任意の列や行を固定できるほか、先頭行もしくは先頭列を固定することも可能です。(画像4)
この機能を使うと、行や列が固定されるためスクロールしても情報が隠れなくなります。
フォーム機能
Excelにフォーム機能を追加することもできます。
フォーム機能は、Excelの上部にある「クイックアクセスバー」に追加できます。
まずはExcel上部にある「クイックアクセスツールバーのユーザー設定」をクリックして「その他のコマンド」を選択します。(画像5)
次に「コマンドの選択」で「すべてのコマンド」を選択します。(画像6)
そして「フォーム」を選択します。膨大な項目がありますが、アルファベット順→あいうえお順となっているため、探してみましょう。(画像7)
「フォーム」を選択したら「追加」→「OK」を選択すると、クイックアクセスツールバーにフォーム機能が追加されます。
セルを選択してフォーム機能を使うと、顧客ごとの情報をすべて閲覧したり検索したりできるだけでなく、「新規」で新たにデータを入力することも可能になります。(画像8)
重複のチェック機能
重複データがあると正確に分析できないため、どれだけ注意深く入力していても定期的に重複チェックを行いましょう。
重複のチェックをするには、「ホーム」タブにある「条件付き書式」で「セルの強調表示ルール」から「重複する値」を選択します。(画像9)
重複するデータがあると色分けして表示されるため、削除や修正を行いましょう。(画像10)
検索機能
必要なデータにクイックにアクセスしたいときには検索機能を活用しましょう。
ホームタブにある「検索と選択」にある「検索」からデータの検索が可能です。(画像11)
オプションを活用すると、大文字/小文字や全角/半角などの細かな設定もできるので、使いこなせるようになると便利です。
ピボットテーブル機能
「ピボットテーブル」機能では、データを自動で集計して分析に役立てることができます。
「挿入」タブの「ピボットテーブル」を選択します。(画像12)
次に、範囲を選択したら「OK」をクリックします。(画像13)
右側に「ピボットテーブルのフィールド」が表示されるため、そこから集計したい項目を選択しましょう。(画像14)
指定したセルに、自動で集計された結果が入力されます。(画像15)
また、ピボットテーブルを使うとグラフ化も簡単です。
ピボットテーブルの範囲を指定したら「ピボットテーブル分析」タブにある「ピボットグラフ」を選択するとさまざまなパターンのグラフができあがります。

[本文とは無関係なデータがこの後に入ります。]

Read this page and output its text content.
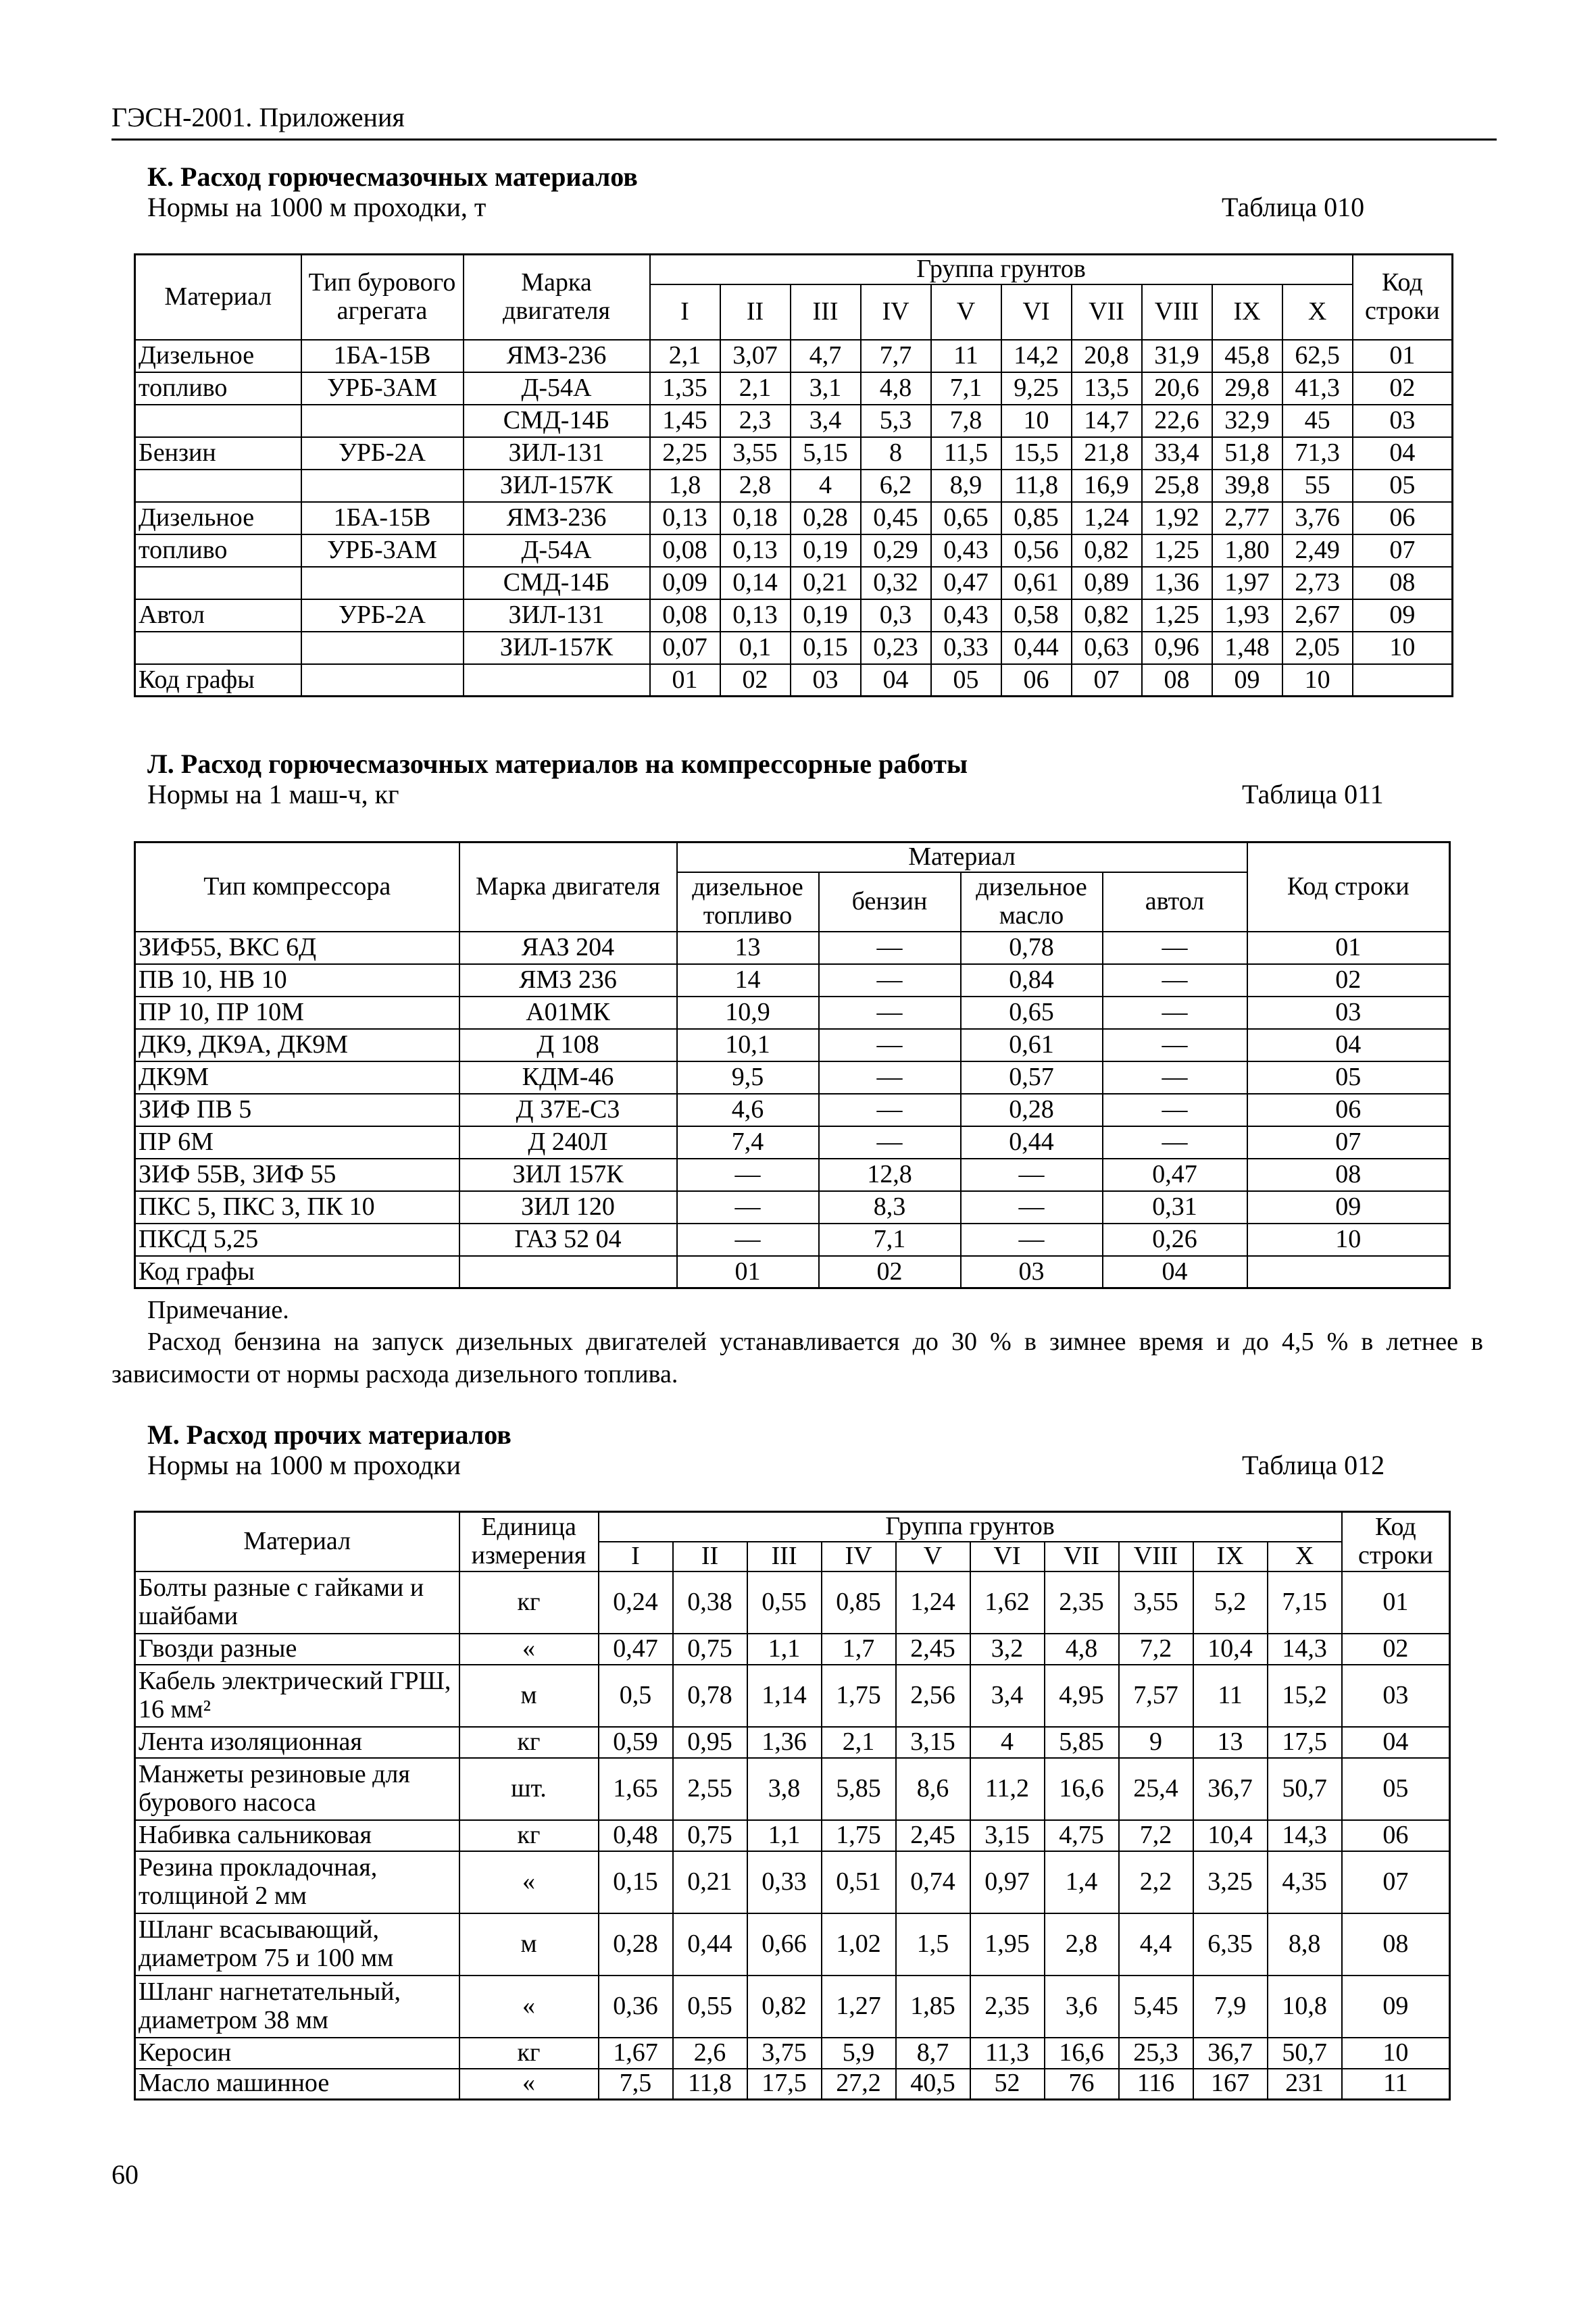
ГЭСН-2001. Приложения
К. Расход горючесмазочных материалов
Нормы на 1000 м проходки, т	Таблица 010
Материал	Тип бурового агрегата	Марка двигателя	Группа грунтов										Код строки
			I	II	III	IV	V	VI	VII	VIII	IX	X	
Дизельное	1БА-15В	ЯМЗ-236	2,1	3,07	4,7	7,7	11	14,2	20,8	31,9	45,8	62,5	01
топливо	УРБ-3АМ	Д-54А	1,35	2,1	3,1	4,8	7,1	9,25	13,5	20,6	29,8	41,3	02
		СМД-14Б	1,45	2,3	3,4	5,3	7,8	10	14,7	22,6	32,9	45	03
Бензин	УРБ-2А	ЗИЛ-131	2,25	3,55	5,15	8	11,5	15,5	21,8	33,4	51,8	71,3	04
		ЗИЛ-157К	1,8	2,8	4	6,2	8,9	11,8	16,9	25,8	39,8	55	05
Дизельное	1БА-15В	ЯМЗ-236	0,13	0,18	0,28	0,45	0,65	0,85	1,24	1,92	2,77	3,76	06
топливо	УРБ-3АМ	Д-54А	0,08	0,13	0,19	0,29	0,43	0,56	0,82	1,25	1,80	2,49	07
		СМД-14Б	0,09	0,14	0,21	0,32	0,47	0,61	0,89	1,36	1,97	2,73	08
Автол	УРБ-2А	ЗИЛ-131	0,08	0,13	0,19	0,3	0,43	0,58	0,82	1,25	1,93	2,67	09
		ЗИЛ-157К	0,07	0,1	0,15	0,23	0,33	0,44	0,63	0,96	1,48	2,05	10
Код графы			01	02	03	04	05	06	07	08	09	10	
Л. Расход горючесмазочных материалов на компрессорные работы
Нормы на 1 маш-ч, кг	Таблица 011
Тип компрессора	Марка двигателя	Материал				Код строки
		дизельное топливо	бензин	дизельное масло	автол	
ЗИФ55, ВКС 6Д	ЯАЗ 204	13	—	0,78	—	01
ПВ 10, НВ 10	ЯМЗ 236	14	—	0,84	—	02
ПР 10, ПР 10М	А01МК	10,9	—	0,65	—	03
ДК9, ДК9А, ДК9М	Д 108	10,1	—	0,61	—	04
ДК9М	КДМ-46	9,5	—	0,57	—	05
ЗИФ ПВ 5	Д 37Е-С3	4,6	—	0,28	—	06
ПР 6М	Д 240Л	7,4	—	0,44	—	07
ЗИФ 55В, ЗИФ 55	ЗИЛ 157К	—	12,8	—	0,47	08
ПКС 5, ПКС 3, ПК 10	ЗИЛ 120	—	8,3	—	0,31	09
ПКСД 5,25	ГАЗ 52 04	—	7,1	—	0,26	10
Код графы		01	02	03	04	
Примечание.
Расход бензина на запуск дизельных двигателей устанавливается до 30 % в зимнее время и до 4,5 % в летнее в зависимости от нормы расхода дизельного топлива.
М. Расход прочих материалов
Нормы на 1000 м проходки	Таблица 012
Материал	Единица измерения	Группа грунтов										Код строки
		I	II	III	IV	V	VI	VII	VIII	IX	X	
Болты разные с гайками и шайбами	кг	0,24	0,38	0,55	0,85	1,24	1,62	2,35	3,55	5,2	7,15	01
Гвозди разные	«	0,47	0,75	1,1	1,7	2,45	3,2	4,8	7,2	10,4	14,3	02
Кабель электрический ГРШ, 16 мм²	м	0,5	0,78	1,14	1,75	2,56	3,4	4,95	7,57	11	15,2	03
Лента изоляционная	кг	0,59	0,95	1,36	2,1	3,15	4	5,85	9	13	17,5	04
Манжеты резиновые для бурового насоса	шт.	1,65	2,55	3,8	5,85	8,6	11,2	16,6	25,4	36,7	50,7	05
Набивка сальниковая	кг	0,48	0,75	1,1	1,75	2,45	3,15	4,75	7,2	10,4	14,3	06
Резина прокладочная, толщиной 2 мм	«	0,15	0,21	0,33	0,51	0,74	0,97	1,4	2,2	3,25	4,35	07
Шланг всасывающий, диаметром 75 и 100 мм	м	0,28	0,44	0,66	1,02	1,5	1,95	2,8	4,4	6,35	8,8	08
Шланг нагнетательный, диаметром 38 мм	«	0,36	0,55	0,82	1,27	1,85	2,35	3,6	5,45	7,9	10,8	09
Керосин	кг	1,67	2,6	3,75	5,9	8,7	11,3	16,6	25,3	36,7	50,7	10
Масло машинное	«	7,5	11,8	17,5	27,2	40,5	52	76	116	167	231	11
60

(画像16)
今回は「企業名」と「受注金額」に関するグラフを作成できました。(画像17)
関連記事:Excelショートカットキー53選【エクセルの効率良い使い方を覚える】
顧客管理に使えるExcelテンプレート
Mazricaがオススメする顧客管理や営業の案件管理の方法をExcelのテンプレートとして作成しました。

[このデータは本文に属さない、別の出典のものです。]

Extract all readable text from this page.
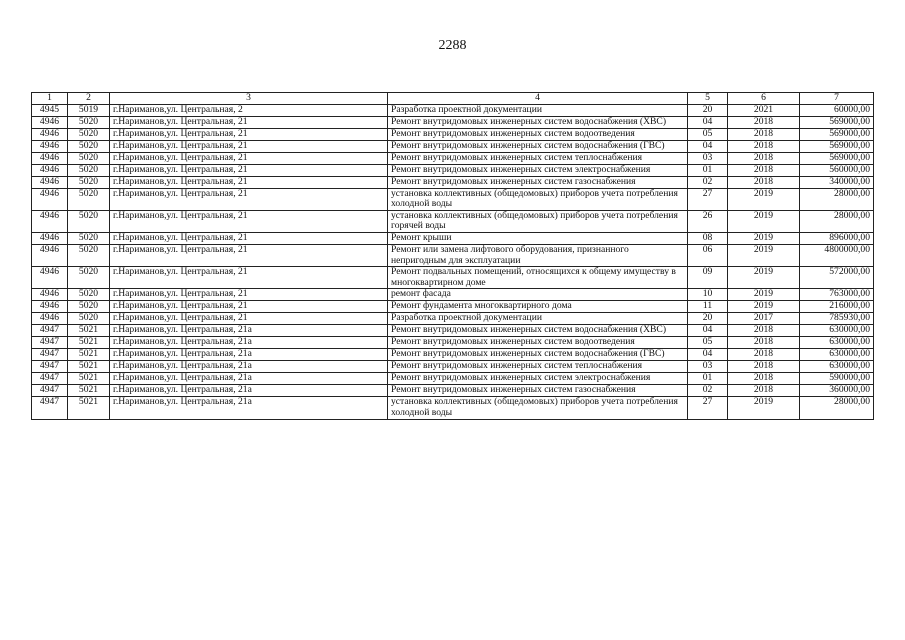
2288
1	2	3	4	5	6	7
4945	5019	г.Нариманов,ул. Центральная, 2	Разработка проектной документации	20	2021	60000,00
4946	5020	г.Нариманов,ул. Центральная, 21	Ремонт внутридомовых инженерных систем водоснабжения (ХВС)	04	2018	569000,00
4946	5020	г.Нариманов,ул. Центральная, 21	Ремонт внутридомовых инженерных систем водоотведения	05	2018	569000,00
4946	5020	г.Нариманов,ул. Центральная, 21	Ремонт внутридомовых инженерных систем водоснабжения (ГВС)	04	2018	569000,00
4946	5020	г.Нариманов,ул. Центральная, 21	Ремонт внутридомовых инженерных систем теплоснабжения	03	2018	569000,00
4946	5020	г.Нариманов,ул. Центральная, 21	Ремонт внутридомовых инженерных систем электроснабжения	01	2018	560000,00
4946	5020	г.Нариманов,ул. Центральная, 21	Ремонт внутридомовых инженерных систем газоснабжения	02	2018	340000,00
4946	5020	г.Нариманов,ул. Центральная, 21	установка коллективных (общедомовых) приборов учета потребления холодной воды	27	2019	28000,00
4946	5020	г.Нариманов,ул. Центральная, 21	установка коллективных (общедомовых) приборов учета потребления горячей воды	26	2019	28000,00
4946	5020	г.Нариманов,ул. Центральная, 21	Ремонт крыши	08	2019	896000,00
4946	5020	г.Нариманов,ул. Центральная, 21	Ремонт или замена лифтового оборудования, признанного непригодным для эксплуатации	06	2019	4800000,00
4946	5020	г.Нариманов,ул. Центральная, 21	Ремонт подвальных помещений, относящихся к общему имуществу в многоквартирном доме	09	2019	572000,00
4946	5020	г.Нариманов,ул. Центральная, 21	ремонт фасада	10	2019	763000,00
4946	5020	г.Нариманов,ул. Центральная, 21	Ремонт фундамента многоквартирного дома	11	2019	216000,00
4946	5020	г.Нариманов,ул. Центральная, 21	Разработка проектной документации	20	2017	785930,00
4947	5021	г.Нариманов,ул. Центральная, 21а	Ремонт внутридомовых инженерных систем водоснабжения (ХВС)	04	2018	630000,00
4947	5021	г.Нариманов,ул. Центральная, 21а	Ремонт внутридомовых инженерных систем водоотведения	05	2018	630000,00
4947	5021	г.Нариманов,ул. Центральная, 21а	Ремонт внутридомовых инженерных систем водоснабжения (ГВС)	04	2018	630000,00
4947	5021	г.Нариманов,ул. Центральная, 21а	Ремонт внутридомовых инженерных систем теплоснабжения	03	2018	630000,00
4947	5021	г.Нариманов,ул. Центральная, 21а	Ремонт внутридомовых инженерных систем электроснабжения	01	2018	590000,00
4947	5021	г.Нариманов,ул. Центральная, 21а	Ремонт внутридомовых инженерных систем газоснабжения	02	2018	360000,00
4947	5021	г.Нариманов,ул. Центральная, 21а	установка коллективных (общедомовых) приборов учета потребления холодной воды	27	2019	28000,00
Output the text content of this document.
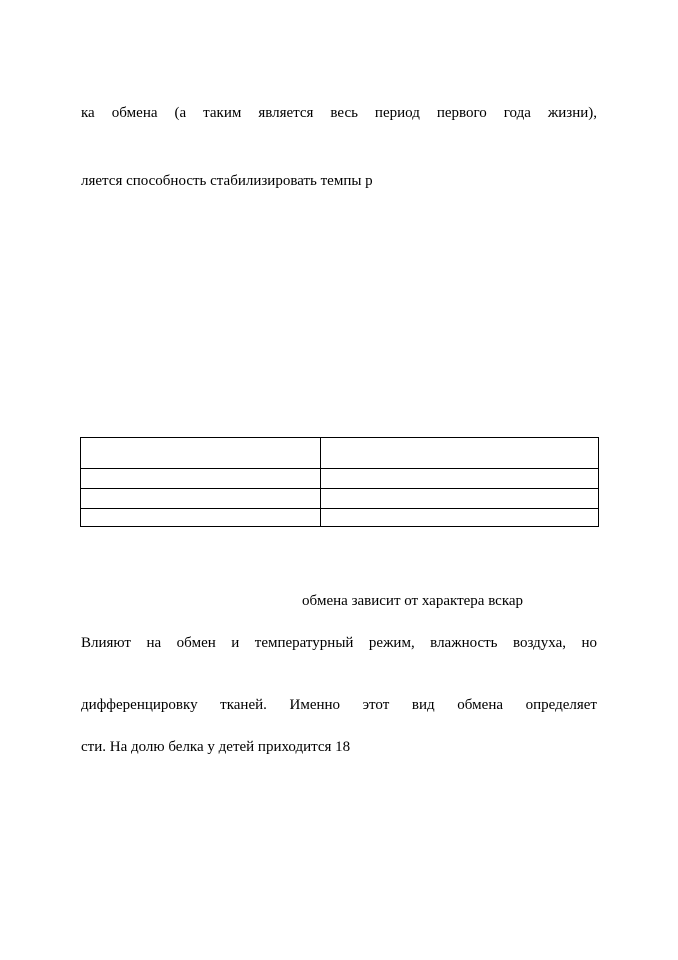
ка обмена (а таким является весь период первого года жизни),
ляется способность стабилизировать темпы р

обмена зависит от характера вскар
Влияют на обмен и температурный режим, влажность воздуха, но
дифференцировку тканей. Именно этот вид обмена определяет
сти. На долю белка у детей приходится 18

テンプレート内の入力箇所(どこに何を入力すればいいのか?)を分かりやすく明記していますので、すぐに活用することができます。
以下のような方には特におすすめです。
- Excelで顧客管理や案件管理を行いたい方
- 顧客管理や案件管理用のExcelシートを1から作成する時間がない方
- Excelで顧客管理や案件管理を行なっているが、管理方法に課題を感じている方
- 顧客管理や案件管理に必要なExcelの項目を整理したい方
顧客・案件管理Excelテンプレートは無料でダウンロードできますので、是非ご活用ください。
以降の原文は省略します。